Socio-economic inequalities are particularly striking among men in many central and eastern European countries (Slovak Republic, Latvia, Poland, Hungary), where the life expectancy gap between men with lower and higher education levels is over ten years. Gaps in life expectancy by education are relatively small in Italy and Sweden.

More deaths among prime-age adults (25-64 years) with lower education levels drive much of this education gap in life expectancy. Mortality rates are almost four times higher for less educated prime-age men, and about twice as high for less educated prime-age women, compared to those with tertiary education (analysis based on data from 23 OECD countries). Differences in mortality rates among older men and women, while less marked, remain higher among the less educated, driven mainly by more deaths from circulatory diseases and cancer (Murtin et al., 2017[4]).
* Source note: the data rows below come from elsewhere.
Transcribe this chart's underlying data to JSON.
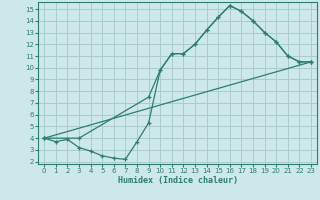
{
  "xlabel": "Humidex (Indice chaleur)",
  "bg_color": "#cce8e8",
  "grid_color": "#aacccc",
  "line_color": "#2e7d6e",
  "xlim": [
    -0.5,
    23.5
  ],
  "ylim": [
    1.8,
    15.6
  ],
  "xticks": [
    0,
    1,
    2,
    3,
    4,
    5,
    6,
    7,
    8,
    9,
    10,
    11,
    12,
    13,
    14,
    15,
    16,
    17,
    18,
    19,
    20,
    21,
    22,
    23
  ],
  "yticks": [
    2,
    3,
    4,
    5,
    6,
    7,
    8,
    9,
    10,
    11,
    12,
    13,
    14,
    15
  ],
  "line1_x": [
    0,
    1,
    2,
    3,
    4,
    5,
    6,
    7,
    8,
    9,
    10,
    11,
    12,
    13,
    14,
    15,
    16,
    17,
    18,
    19,
    20,
    21,
    22,
    23
  ],
  "line1_y": [
    4.0,
    3.7,
    3.9,
    3.2,
    2.9,
    2.5,
    2.3,
    2.2,
    3.7,
    5.3,
    9.8,
    11.2,
    11.2,
    12.0,
    13.2,
    14.3,
    15.3,
    14.8,
    14.0,
    13.0,
    12.2,
    11.0,
    10.5,
    10.5
  ],
  "line2_x": [
    0,
    3,
    9,
    10,
    11,
    12,
    13,
    14,
    15,
    16,
    17,
    18,
    19,
    20,
    21,
    22,
    23
  ],
  "line2_y": [
    4.0,
    4.0,
    7.5,
    9.8,
    11.2,
    11.2,
    12.0,
    13.2,
    14.3,
    15.3,
    14.8,
    14.0,
    13.0,
    12.2,
    11.0,
    10.5,
    10.5
  ],
  "line3_x": [
    0,
    23
  ],
  "line3_y": [
    4.0,
    10.5
  ]
}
Higher smoking rates among disadvantaged socio-economic groups are an important contributor to gaps in life expectancy by education or other measures of socio-economic status. Other risk factors are also more prevalent among disadvantaged groups – notably excessive alcohol consumption among men and higher obesity rates for men and women (see Chapter 4 for an in-depth analysis of risk factors for health). Finally, although the data shown here are pre-pandemic, emerging evidence has shown a clear social gradient in COVID-19 deaths, which will have direct knock-on effects on inequalities in life expectancy (see Chapter 2 for further discussion and related references).